La corte imperiale, nominalmente in possesso dei piccoli feudi di cui la penisola italiana era cosparsa, costituiva il centro di frenetiche trattative tra le potenze per assicurarsi il controllo diretto o indiretto di questi staterelli. La Repubblica genovese, poi, doveva anche far fronte al pericolo rappresentato dai nobili cittadini che aspiravano a formarsi un dominio personale (come nel caso di Gian Andrea Doria) o che, possessori di piccoli territori posti ai confini montani dello Stato spesso erano indotti ad alienare tali feudi ad altre potenze: la politica della Repubblica, volta ad eliminare queste situazioni attraverso l'acquisto dei feudi o anche attraverso manovre tese a mettere in difficoltà i feudatari stessi, si scontrava con l'ostilità di quanti (in primo luogo la Spagna) intendevano a loro volta impadronirsi di territori strategicamente importanti.
Le questioni fondamentali che il C. fu chiamato a seguire concernevano il marchesato del Finale, i feudi doriani di Santo Stefano d'Aveto e di Sassello e il possesso del feudo di Zuccarello.

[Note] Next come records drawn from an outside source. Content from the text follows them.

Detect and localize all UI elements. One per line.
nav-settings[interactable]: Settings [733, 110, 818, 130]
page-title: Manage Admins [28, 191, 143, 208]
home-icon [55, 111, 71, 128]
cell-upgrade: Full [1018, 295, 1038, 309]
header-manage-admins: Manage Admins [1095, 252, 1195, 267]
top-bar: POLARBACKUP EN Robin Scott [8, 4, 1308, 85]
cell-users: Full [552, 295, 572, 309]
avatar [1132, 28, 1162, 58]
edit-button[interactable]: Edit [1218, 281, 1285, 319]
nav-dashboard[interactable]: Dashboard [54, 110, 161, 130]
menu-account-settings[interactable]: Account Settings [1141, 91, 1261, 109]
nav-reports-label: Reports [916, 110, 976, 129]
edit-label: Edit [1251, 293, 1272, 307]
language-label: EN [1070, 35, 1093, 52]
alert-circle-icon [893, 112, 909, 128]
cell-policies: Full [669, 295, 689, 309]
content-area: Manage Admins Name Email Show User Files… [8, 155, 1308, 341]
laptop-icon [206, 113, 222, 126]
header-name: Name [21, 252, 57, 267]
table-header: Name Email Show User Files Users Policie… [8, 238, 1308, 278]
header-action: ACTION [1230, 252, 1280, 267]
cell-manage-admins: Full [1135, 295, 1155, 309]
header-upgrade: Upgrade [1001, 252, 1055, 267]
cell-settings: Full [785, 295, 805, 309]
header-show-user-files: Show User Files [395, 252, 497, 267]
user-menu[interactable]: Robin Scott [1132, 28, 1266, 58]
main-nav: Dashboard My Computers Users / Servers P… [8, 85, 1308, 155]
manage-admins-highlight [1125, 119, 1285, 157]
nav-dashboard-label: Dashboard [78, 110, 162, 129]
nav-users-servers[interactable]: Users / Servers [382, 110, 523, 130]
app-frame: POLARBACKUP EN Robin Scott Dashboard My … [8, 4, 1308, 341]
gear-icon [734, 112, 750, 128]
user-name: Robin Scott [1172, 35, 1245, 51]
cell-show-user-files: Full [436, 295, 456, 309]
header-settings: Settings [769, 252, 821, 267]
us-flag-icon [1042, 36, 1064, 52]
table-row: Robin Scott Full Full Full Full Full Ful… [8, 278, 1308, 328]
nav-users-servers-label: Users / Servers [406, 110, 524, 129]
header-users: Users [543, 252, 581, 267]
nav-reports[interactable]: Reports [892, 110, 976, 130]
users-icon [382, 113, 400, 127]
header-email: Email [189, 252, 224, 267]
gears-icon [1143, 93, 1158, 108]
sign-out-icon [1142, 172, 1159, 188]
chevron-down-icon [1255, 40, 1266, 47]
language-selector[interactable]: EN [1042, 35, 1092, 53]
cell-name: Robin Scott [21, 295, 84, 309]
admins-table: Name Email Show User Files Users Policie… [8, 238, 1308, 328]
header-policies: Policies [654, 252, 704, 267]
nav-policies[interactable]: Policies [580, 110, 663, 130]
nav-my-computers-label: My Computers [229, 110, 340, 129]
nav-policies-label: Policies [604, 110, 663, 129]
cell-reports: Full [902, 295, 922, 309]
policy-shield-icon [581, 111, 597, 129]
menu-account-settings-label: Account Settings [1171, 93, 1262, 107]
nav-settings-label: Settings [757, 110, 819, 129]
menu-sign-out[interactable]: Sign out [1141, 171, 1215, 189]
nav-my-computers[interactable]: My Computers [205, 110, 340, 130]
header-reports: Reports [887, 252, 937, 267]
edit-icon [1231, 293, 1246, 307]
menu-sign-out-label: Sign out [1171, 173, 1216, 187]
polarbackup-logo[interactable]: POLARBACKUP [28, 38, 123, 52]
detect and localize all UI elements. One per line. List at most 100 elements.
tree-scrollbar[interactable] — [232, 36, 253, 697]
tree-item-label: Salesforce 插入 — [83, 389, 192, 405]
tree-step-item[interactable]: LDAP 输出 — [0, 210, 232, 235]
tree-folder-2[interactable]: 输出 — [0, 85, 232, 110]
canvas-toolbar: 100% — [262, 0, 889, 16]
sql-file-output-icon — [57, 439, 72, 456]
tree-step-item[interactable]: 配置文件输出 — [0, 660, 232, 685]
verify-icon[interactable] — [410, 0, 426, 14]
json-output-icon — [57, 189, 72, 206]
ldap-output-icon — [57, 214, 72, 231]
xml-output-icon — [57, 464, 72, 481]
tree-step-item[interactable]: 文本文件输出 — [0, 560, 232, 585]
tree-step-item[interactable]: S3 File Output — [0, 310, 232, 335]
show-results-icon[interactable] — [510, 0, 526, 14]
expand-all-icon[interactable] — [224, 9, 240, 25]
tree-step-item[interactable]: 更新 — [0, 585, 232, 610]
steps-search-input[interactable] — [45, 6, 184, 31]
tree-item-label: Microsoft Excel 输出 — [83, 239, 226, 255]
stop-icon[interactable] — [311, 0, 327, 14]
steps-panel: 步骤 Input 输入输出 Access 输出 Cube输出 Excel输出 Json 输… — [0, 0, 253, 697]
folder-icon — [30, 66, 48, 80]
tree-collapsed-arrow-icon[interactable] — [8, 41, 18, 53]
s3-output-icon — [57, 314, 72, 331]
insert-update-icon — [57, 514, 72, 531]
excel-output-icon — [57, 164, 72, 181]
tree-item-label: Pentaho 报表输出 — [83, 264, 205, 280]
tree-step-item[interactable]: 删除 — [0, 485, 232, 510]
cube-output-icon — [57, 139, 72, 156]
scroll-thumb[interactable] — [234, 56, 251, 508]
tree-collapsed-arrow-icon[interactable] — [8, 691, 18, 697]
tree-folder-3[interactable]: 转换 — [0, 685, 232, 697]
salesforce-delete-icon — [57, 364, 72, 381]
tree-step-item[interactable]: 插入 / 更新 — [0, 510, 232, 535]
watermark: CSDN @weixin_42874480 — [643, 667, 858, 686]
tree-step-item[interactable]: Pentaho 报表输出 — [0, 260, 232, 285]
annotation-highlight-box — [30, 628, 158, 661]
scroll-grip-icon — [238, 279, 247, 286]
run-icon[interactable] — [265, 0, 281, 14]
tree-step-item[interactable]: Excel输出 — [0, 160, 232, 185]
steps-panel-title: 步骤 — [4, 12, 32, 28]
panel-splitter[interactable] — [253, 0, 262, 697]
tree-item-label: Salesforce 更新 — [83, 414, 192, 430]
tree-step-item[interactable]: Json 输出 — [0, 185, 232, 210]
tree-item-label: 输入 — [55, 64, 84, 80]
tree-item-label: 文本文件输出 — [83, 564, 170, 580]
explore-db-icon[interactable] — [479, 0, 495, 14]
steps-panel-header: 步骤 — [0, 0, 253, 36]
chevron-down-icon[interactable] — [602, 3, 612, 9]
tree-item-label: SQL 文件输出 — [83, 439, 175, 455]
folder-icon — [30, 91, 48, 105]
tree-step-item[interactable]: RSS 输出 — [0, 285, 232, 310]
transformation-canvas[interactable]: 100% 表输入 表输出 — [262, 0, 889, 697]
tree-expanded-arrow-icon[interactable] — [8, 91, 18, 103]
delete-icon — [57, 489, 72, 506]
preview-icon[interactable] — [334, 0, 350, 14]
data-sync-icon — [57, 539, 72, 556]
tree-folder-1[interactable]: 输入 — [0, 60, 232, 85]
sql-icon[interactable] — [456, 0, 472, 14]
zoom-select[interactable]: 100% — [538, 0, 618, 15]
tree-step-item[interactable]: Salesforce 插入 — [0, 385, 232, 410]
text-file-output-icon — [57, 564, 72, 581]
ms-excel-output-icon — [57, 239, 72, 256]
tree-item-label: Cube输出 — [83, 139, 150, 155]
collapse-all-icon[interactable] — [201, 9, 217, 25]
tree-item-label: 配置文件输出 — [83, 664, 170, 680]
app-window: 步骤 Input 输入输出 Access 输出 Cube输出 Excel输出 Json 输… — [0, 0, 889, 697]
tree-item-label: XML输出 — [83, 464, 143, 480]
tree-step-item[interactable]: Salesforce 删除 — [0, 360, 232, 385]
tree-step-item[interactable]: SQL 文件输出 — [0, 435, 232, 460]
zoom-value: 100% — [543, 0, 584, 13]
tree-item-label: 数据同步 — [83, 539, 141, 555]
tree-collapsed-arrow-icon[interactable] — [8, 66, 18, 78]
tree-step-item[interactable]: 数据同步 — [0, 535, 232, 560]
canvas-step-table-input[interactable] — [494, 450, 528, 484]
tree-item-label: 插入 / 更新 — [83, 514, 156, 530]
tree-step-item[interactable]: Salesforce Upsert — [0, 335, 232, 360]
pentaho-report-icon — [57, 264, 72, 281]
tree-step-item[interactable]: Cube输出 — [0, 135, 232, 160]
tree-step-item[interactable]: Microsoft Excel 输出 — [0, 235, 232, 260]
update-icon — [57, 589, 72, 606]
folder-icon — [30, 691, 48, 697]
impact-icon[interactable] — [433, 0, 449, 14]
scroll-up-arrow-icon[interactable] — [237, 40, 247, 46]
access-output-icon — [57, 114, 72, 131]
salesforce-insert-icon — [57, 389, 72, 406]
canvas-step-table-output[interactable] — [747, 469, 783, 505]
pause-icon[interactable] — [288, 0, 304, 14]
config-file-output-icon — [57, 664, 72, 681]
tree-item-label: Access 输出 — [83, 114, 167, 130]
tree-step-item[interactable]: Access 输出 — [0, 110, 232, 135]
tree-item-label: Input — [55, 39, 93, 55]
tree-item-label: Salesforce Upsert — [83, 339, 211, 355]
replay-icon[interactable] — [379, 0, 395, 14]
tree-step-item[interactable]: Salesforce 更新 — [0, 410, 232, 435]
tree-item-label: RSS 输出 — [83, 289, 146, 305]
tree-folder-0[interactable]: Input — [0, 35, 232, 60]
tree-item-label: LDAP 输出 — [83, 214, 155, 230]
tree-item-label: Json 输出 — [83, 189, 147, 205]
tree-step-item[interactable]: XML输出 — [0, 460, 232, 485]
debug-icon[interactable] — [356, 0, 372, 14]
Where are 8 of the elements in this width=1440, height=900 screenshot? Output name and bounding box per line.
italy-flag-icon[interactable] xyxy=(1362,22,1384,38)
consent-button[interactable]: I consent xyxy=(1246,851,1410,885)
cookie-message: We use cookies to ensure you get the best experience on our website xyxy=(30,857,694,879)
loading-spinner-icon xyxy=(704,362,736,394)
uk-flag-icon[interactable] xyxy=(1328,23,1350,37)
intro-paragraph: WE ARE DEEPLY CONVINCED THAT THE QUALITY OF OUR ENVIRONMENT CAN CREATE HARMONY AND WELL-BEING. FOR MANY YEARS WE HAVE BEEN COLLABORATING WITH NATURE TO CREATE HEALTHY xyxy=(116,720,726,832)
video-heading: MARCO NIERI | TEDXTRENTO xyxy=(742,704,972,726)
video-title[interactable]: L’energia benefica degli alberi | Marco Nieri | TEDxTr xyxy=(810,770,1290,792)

Nella prima questione Genova intendeva difendere le prerogative dei fratelli del defunto marchese Alfonso II del Carretto, Alessandro, Fabrizio e Sforza Andrea; quest'ultimo, residente presso la corte cesarea, era impegnato nel difficile tentativo di ottenere la restituzione del marchesato occupato dall'Impero e dalla Spagna, intenzionata a servirsi del Finale come sbocco marittimo per i suoi possessi milanesi; contro l'opposizione spagnola il C. dovette invano lottare. Per Santo Stefano d'Aveto la Repubblica genovese sfruttò il malcontento popolare contro il feudatario Giovan Battista Doria per appoggiare una sollevazione che si concluse con la cacciata dei Doria e la dedizione a Genova, pronta ad accettarla sotto la scusa della necessità di impedire che tale atto fosse compiuto a favore di altre potenze. Delle trattative intavolate per costringere il Doria a vendere il feudo alla Repubblica fu costantemente informato il C. che, dopo la morte di Ottavio Spinola (1592), cercò invano di intaccare la ferma opposizione imperiale ad un atto che sottraeva il feudo al suo controllo. La rivolta dei Sassellesi contro Nicolò Doria offrì a Genova un'altra occasione per eliminare un feudo: questa volta, però, si preferì favorire un accordo tra le due parti, che finì coll'avvantaggiare Gian Andrea Doria, che acquistò Sassello nel 1595; tuttavia la Repubblica intervenne con decisione, anche perché un altro compartecipe del feudo, Stefano Doria, finì col venderle la propria quota. Anche in questo caso l'imperatore, sotto la pressione della Spagna, rifiutò il suo assenso alle iniziative genovesi. L'alienazione del feudo di Zuccarello che era stata compiuta da Scipione del Carretto in favore del duca di Savoia, poi, rappresentava una grave minaccia contro la Repubblica. Il C. trovò, anche in questo caso, notevoli difficoltà per ottenere l'annullamento della vendita, aggravate dalla critica situazione in cui versava l'Impero per le croniche esigenze finanziarie dovute alla guerra contro i Turchi. Infatti, in cambio di ogni concessione, sia pur minima, i consiglieri imperiali insistevano nella richiesta di aiuti economici alla Repubblica, tutt'altro che decisa nella sua azione.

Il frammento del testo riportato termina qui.